Additionally, watermark preprocessing, also known as watermark generation, enables a greater level of security for watermarking. Compressed watermarking is preferred over spatial watermarking because decompression and compression of video data may not always be possible due to high storage capacity requirements for compressed watermarking. An MPEG stream that has been reencoded significantly increases processing time, making it unsuitable for real-time applications where embedding processes take place in parallel with compression.

Compressed-domain video watermarking, on the other hand, is constrained by the growing computational complexity and the limited amount of watermarking information available (going beyond the capacity of watermarking information might enhance the bit-rate of the watermarked video). Since video compression standards such as MPEG-2, MPEG-4, AVC/H.264, HEVC/H.265, and others like them modify their structure in various ways, watermarking schemes can be implemented as part of the compression process.

The coding rate of MPEG is between 3 Mbit/s and 100 Mbit/s, making it suitable for both standard digital television and high definition television. There are at least two elementary streams in each MPEG-2 and MPEG-1 system stream, namely an audio stream and a video stream. Multi-stream watermarking is essential in an OTT environment where DRM protected content is being pushed, and an effective watermarking system should be able to handle this. Once the original stream has been demultiplexed, it is typically processed to embed the watermark in the audio and video streams. In order to create the final MPEG stream, the watermarked elementary streams are re-multiplexed. However, the computational cost and complexity of this approach are quite high. The result is that a large number of watermarking algorithms in the compressed domain only perform partial decoding in their embedding process and deal with the multiplexed stream itself.

As part of MPEG-4, H.264 is a highly compressed digital video codec standard that has a higher data compression ratio and video picture quality.. DCT coefficients are a common place for watermarks in AVC/H.264-based watermarking schemes. In terms of compression, H.265 is the successor to H.264, and it performs better than its predecessor. Using half the original bandwidth, it is possible to play a video of the same quality over a network while using less bandwidth.

Using a cloud-based watermark extraction service that works well even with low-quality and recompressed videos, it is possible to verify the owner of the content and track down the source of the piracy. Client-side watermarking, A/B or manifest-level watermarking, and bitstream-based watermarking are three broad categories of watermarking solutions.

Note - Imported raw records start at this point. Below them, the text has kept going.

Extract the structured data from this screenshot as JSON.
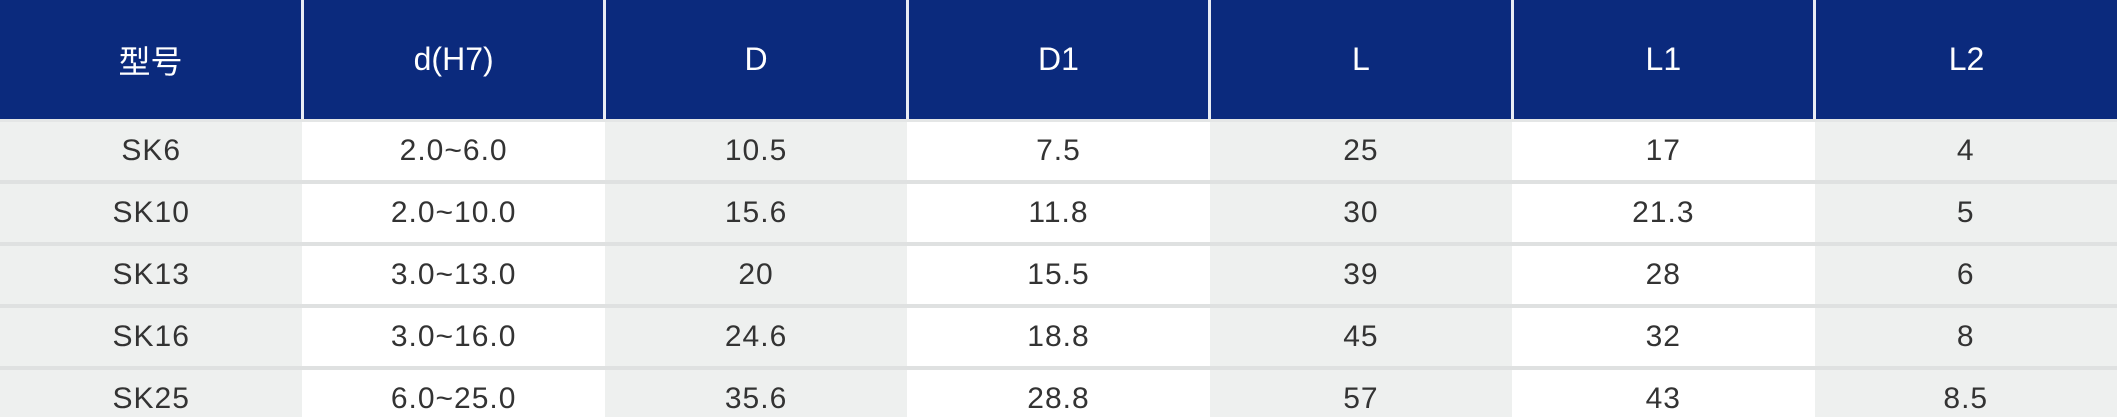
{
  "table": {
    "header": [
      "型号",
      "d(H7)",
      "D",
      "D1",
      "L",
      "L1",
      "L2"
    ],
    "rows": [
      [
        "SK6",
        "2.0~6.0",
        "10.5",
        "7.5",
        "25",
        "17",
        "4"
      ],
      [
        "SK10",
        "2.0~10.0",
        "15.6",
        "11.8",
        "30",
        "21.3",
        "5"
      ],
      [
        "SK13",
        "3.0~13.0",
        "20",
        "15.5",
        "39",
        "28",
        "6"
      ],
      [
        "SK16",
        "3.0~16.0",
        "24.6",
        "18.8",
        "45",
        "32",
        "8"
      ],
      [
        "SK25",
        "6.0~25.0",
        "35.6",
        "28.8",
        "57",
        "43",
        "8.5"
      ]
    ]
  }
}
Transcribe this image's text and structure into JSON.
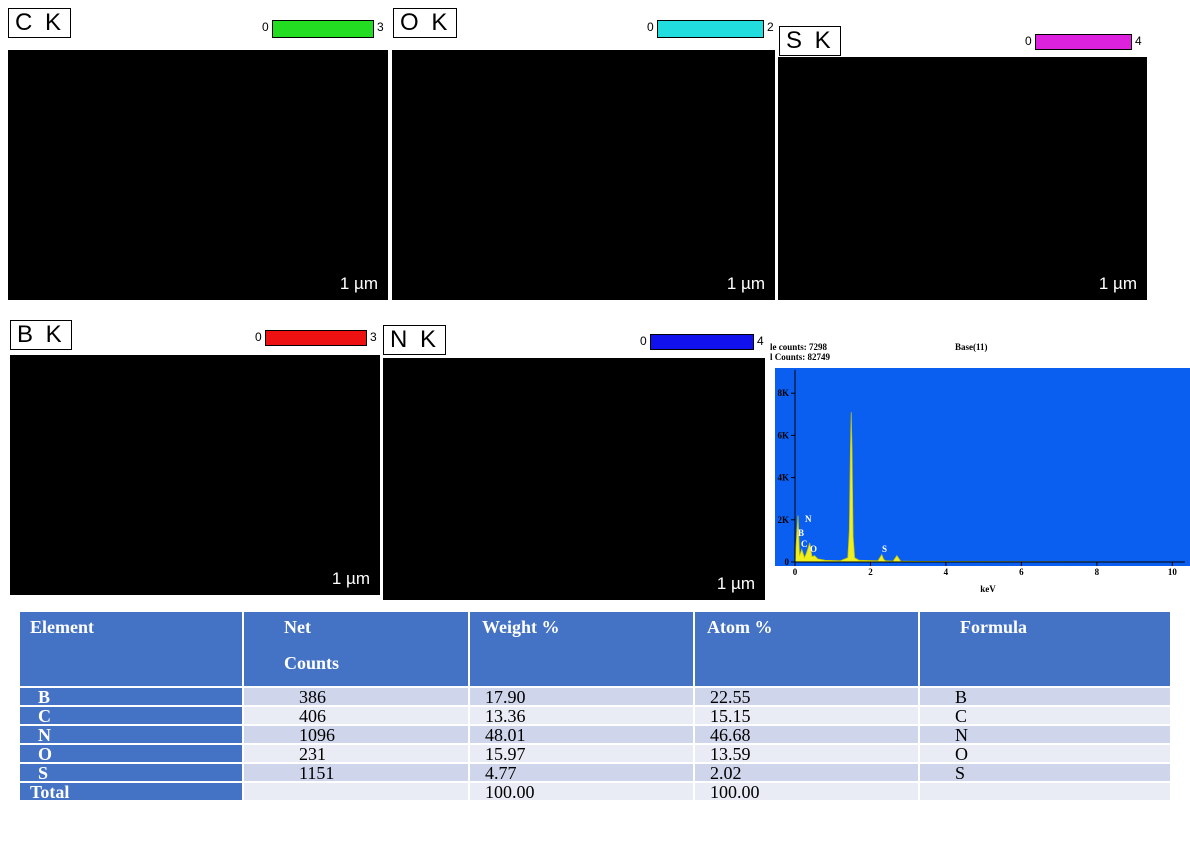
{
  "maps": [
    {
      "label": "C K",
      "scale_min": 0,
      "scale_max": 3,
      "color": "#22dd22",
      "scale_bar": "1 µm"
    },
    {
      "label": "O K",
      "scale_min": 0,
      "scale_max": 2,
      "color": "#22dddd",
      "scale_bar": "1 µm"
    },
    {
      "label": "S K",
      "scale_min": 0,
      "scale_max": 4,
      "color": "#dd22dd",
      "scale_bar": "1 µm"
    },
    {
      "label": "B K",
      "scale_min": 0,
      "scale_max": 3,
      "color": "#ee1111",
      "scale_bar": "1 µm"
    },
    {
      "label": "N K",
      "scale_min": 0,
      "scale_max": 4,
      "color": "#1111ee",
      "scale_bar": "1 µm"
    }
  ],
  "chart_data": {
    "type": "area",
    "header_left": [
      "le counts: 7298",
      "l Counts: 82749"
    ],
    "header_right": "Base(11)",
    "x_label": "keV",
    "color": "#f0f020",
    "background": "#0a5ff0",
    "x": [
      0,
      0.08,
      0.12,
      0.18,
      0.25,
      0.3,
      0.39,
      0.45,
      0.52,
      0.6,
      0.8,
      1.2,
      1.4,
      1.44,
      1.47,
      1.49,
      1.51,
      1.54,
      1.58,
      1.7,
      2.2,
      2.3,
      2.35,
      2.4,
      2.6,
      2.7,
      2.8,
      3.2,
      10.2
    ],
    "values": [
      0,
      2200,
      300,
      600,
      200,
      400,
      900,
      250,
      300,
      150,
      80,
      60,
      200,
      1500,
      5500,
      7100,
      5400,
      1200,
      200,
      80,
      60,
      350,
      120,
      60,
      40,
      300,
      40,
      30,
      0
    ],
    "xlim": [
      0,
      10.23
    ],
    "xticks": [
      0,
      2,
      4,
      6,
      8,
      10
    ],
    "ylim": [
      0,
      9100
    ],
    "yticks": [
      0,
      {
        "value": 2000,
        "label": "2K"
      },
      {
        "value": 4000,
        "label": "4K"
      },
      {
        "value": 6000,
        "label": "6K"
      },
      {
        "value": 8000,
        "label": "8K"
      }
    ],
    "peak_labels": [
      "N",
      "B",
      "C",
      "O",
      "S"
    ]
  },
  "table": {
    "header": [
      "Element",
      "Net\n\nCounts",
      "Weight %",
      "Atom %",
      "Formula"
    ],
    "rows": [
      [
        "B",
        "386",
        "17.90",
        "22.55",
        "B"
      ],
      [
        "C",
        "406",
        "13.36",
        "15.15",
        "C"
      ],
      [
        "N",
        "1096",
        "48.01",
        "46.68",
        "N"
      ],
      [
        "O",
        "231",
        "15.97",
        "13.59",
        "O"
      ],
      [
        "S",
        "1151",
        "4.77",
        "2.02",
        "S"
      ],
      [
        "Total",
        "",
        "100.00",
        "100.00",
        ""
      ]
    ]
  }
}
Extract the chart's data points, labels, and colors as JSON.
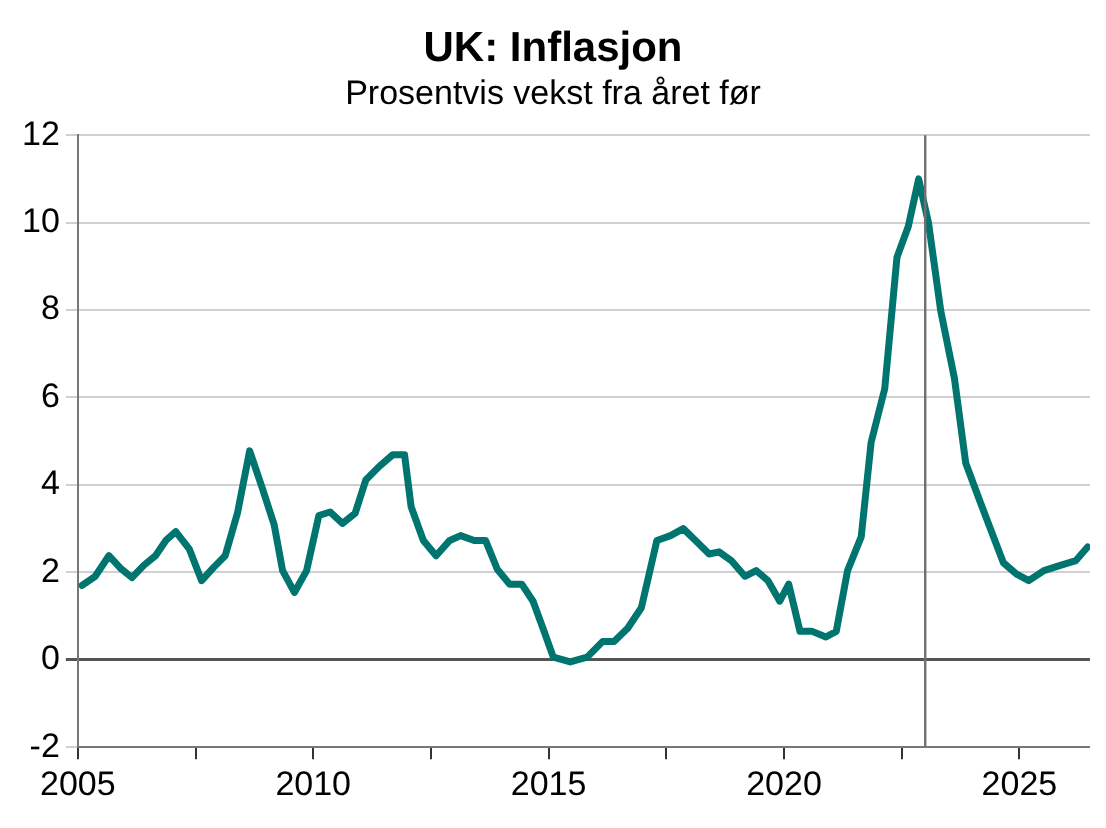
{
  "chart_data": {
    "type": "line",
    "title": "UK: Inflasjon",
    "subtitle": "Prosentvis vekst fra året før",
    "x": [
      2005.09,
      2005.37,
      2005.66,
      2005.9,
      2006.15,
      2006.4,
      2006.65,
      2006.87,
      2007.08,
      2007.37,
      2007.63,
      2007.89,
      2008.13,
      2008.39,
      2008.65,
      2008.92,
      2009.17,
      2009.35,
      2009.6,
      2009.86,
      2010.12,
      2010.36,
      2010.62,
      2010.89,
      2011.12,
      2011.41,
      2011.69,
      2011.94,
      2012.08,
      2012.34,
      2012.61,
      2012.9,
      2013.13,
      2013.42,
      2013.66,
      2013.91,
      2014.17,
      2014.43,
      2014.67,
      2014.88,
      2015.1,
      2015.46,
      2015.82,
      2016.15,
      2016.39,
      2016.68,
      2016.97,
      2017.3,
      2017.59,
      2017.86,
      2018.12,
      2018.41,
      2018.62,
      2018.88,
      2019.17,
      2019.41,
      2019.66,
      2019.91,
      2020.1,
      2020.34,
      2020.6,
      2020.89,
      2021.11,
      2021.35,
      2021.64,
      2021.85,
      2022.14,
      2022.4,
      2022.64,
      2022.86,
      2023.07,
      2023.33,
      2023.62,
      2023.86,
      2024.15,
      2024.37,
      2024.66,
      2024.94,
      2025.2,
      2025.52,
      2025.87,
      2026.2,
      2026.45
    ],
    "series": [
      {
        "color": "#00756f",
        "values": [
          1.7,
          1.91,
          2.38,
          2.1,
          1.88,
          2.16,
          2.38,
          2.73,
          2.93,
          2.53,
          1.81,
          2.12,
          2.38,
          3.35,
          4.78,
          3.92,
          3.09,
          2.04,
          1.54,
          2.04,
          3.3,
          3.38,
          3.12,
          3.35,
          4.12,
          4.43,
          4.69,
          4.69,
          3.5,
          2.73,
          2.38,
          2.73,
          2.84,
          2.73,
          2.73,
          2.07,
          1.73,
          1.73,
          1.34,
          0.72,
          0.06,
          -0.05,
          0.06,
          0.42,
          0.42,
          0.72,
          1.19,
          2.73,
          2.84,
          3.0,
          2.73,
          2.42,
          2.47,
          2.27,
          1.91,
          2.04,
          1.81,
          1.34,
          1.73,
          0.65,
          0.65,
          0.52,
          0.65,
          2.04,
          2.81,
          4.97,
          6.2,
          9.21,
          9.91,
          11.0,
          9.99,
          7.98,
          6.44,
          4.5,
          3.66,
          3.04,
          2.22,
          1.96,
          1.81,
          2.04,
          2.16,
          2.27,
          2.58
        ]
      }
    ],
    "xlim": [
      2005,
      2026.5
    ],
    "xticks": [
      2005,
      {
        "value": 2007.5,
        "label": null
      },
      2010,
      {
        "value": 2012.5,
        "label": null
      },
      2015,
      {
        "value": 2017.5,
        "label": null
      },
      2020,
      {
        "value": 2022.5,
        "label": null
      },
      2025
    ],
    "ylim": [
      -2,
      12
    ],
    "yticks": [
      -2,
      0,
      2,
      4,
      6,
      8,
      10,
      12
    ],
    "grid": "y",
    "legend": false,
    "marker": "none",
    "line_style": "solid",
    "ref_lines": [
      {
        "axis": "x",
        "value": 2023,
        "color": "#707070"
      }
    ]
  }
}
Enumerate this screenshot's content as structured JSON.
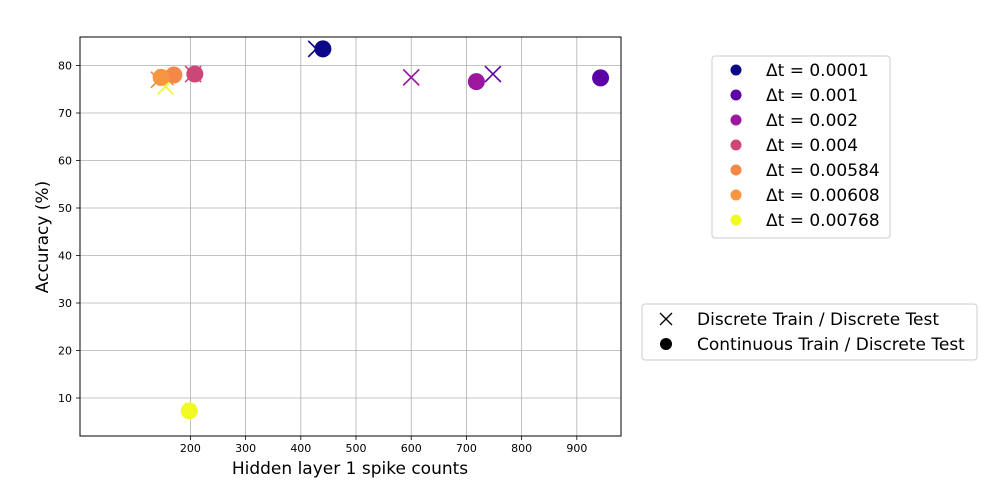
{
  "chart_data": {
    "type": "scatter",
    "xlabel": "Hidden layer 1 spike counts",
    "ylabel": "Accuracy (%)",
    "xlim": [
      0,
      980
    ],
    "ylim": [
      2,
      86
    ],
    "xticks": [
      "200",
      "300",
      "400",
      "500",
      "600",
      "700",
      "800",
      "900"
    ],
    "xtick_values": [
      200,
      300,
      400,
      500,
      600,
      700,
      800,
      900
    ],
    "yticks": [
      "10",
      "20",
      "30",
      "40",
      "50",
      "60",
      "70",
      "80"
    ],
    "ytick_values": [
      10,
      20,
      30,
      40,
      50,
      60,
      70,
      80
    ],
    "grid": true,
    "series": [
      {
        "name": "Δt = 0.0001",
        "color": "#0d0887",
        "discrete": [
          [
            428,
            83.5
          ]
        ],
        "continuous": [
          [
            440,
            83.5
          ]
        ]
      },
      {
        "name": "Δt = 0.001",
        "color": "#5c01a6",
        "discrete": [
          [
            748,
            78.2
          ]
        ],
        "continuous": [
          [
            943,
            77.4
          ]
        ]
      },
      {
        "name": "Δt = 0.002",
        "color": "#9c179e",
        "discrete": [
          [
            600,
            77.5
          ]
        ],
        "continuous": [
          [
            718,
            76.6
          ]
        ]
      },
      {
        "name": "Δt = 0.004",
        "color": "#cc4778",
        "discrete": [
          [
            205,
            78.2
          ]
        ],
        "continuous": [
          [
            208,
            78.2
          ]
        ]
      },
      {
        "name": "Δt = 0.00584",
        "color": "#f48849",
        "discrete": [
          [
            143,
            77.0
          ]
        ],
        "continuous": [
          [
            170,
            78.0
          ]
        ]
      },
      {
        "name": "Δt = 0.00608",
        "color": "#f89540",
        "discrete": [
          [
            155,
            77.5
          ]
        ],
        "continuous": [
          [
            147,
            77.5
          ]
        ]
      },
      {
        "name": "Δt = 0.00768",
        "color": "#f0f921",
        "discrete": [
          [
            155,
            75.6
          ]
        ],
        "continuous": [
          [
            198,
            7.3
          ]
        ]
      }
    ],
    "marker_legend": [
      {
        "marker": "x",
        "label": "Discrete Train / Discrete Test"
      },
      {
        "marker": "circle",
        "label": "Continuous Train / Discrete Test"
      }
    ]
  }
}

An effective video watermarking service must be able to deter piracy, identify the piracy outlets, and take the necessary steps to prevent leakage of the video content. In order to detect piracy, keep an eye out for suspicious activity and compare the digital fingerprints of suspicious files to the production fingerprint. The watermarking software is then able to identify the watermark and extract the information contained therein. Resize and collusion attempts, for example, shouldn’t affect the robustness of the watermark. It should also remain legible even after the content has been altered. It’s also possible to take legal action after discovering the source of a stream that is being illegally downloaded.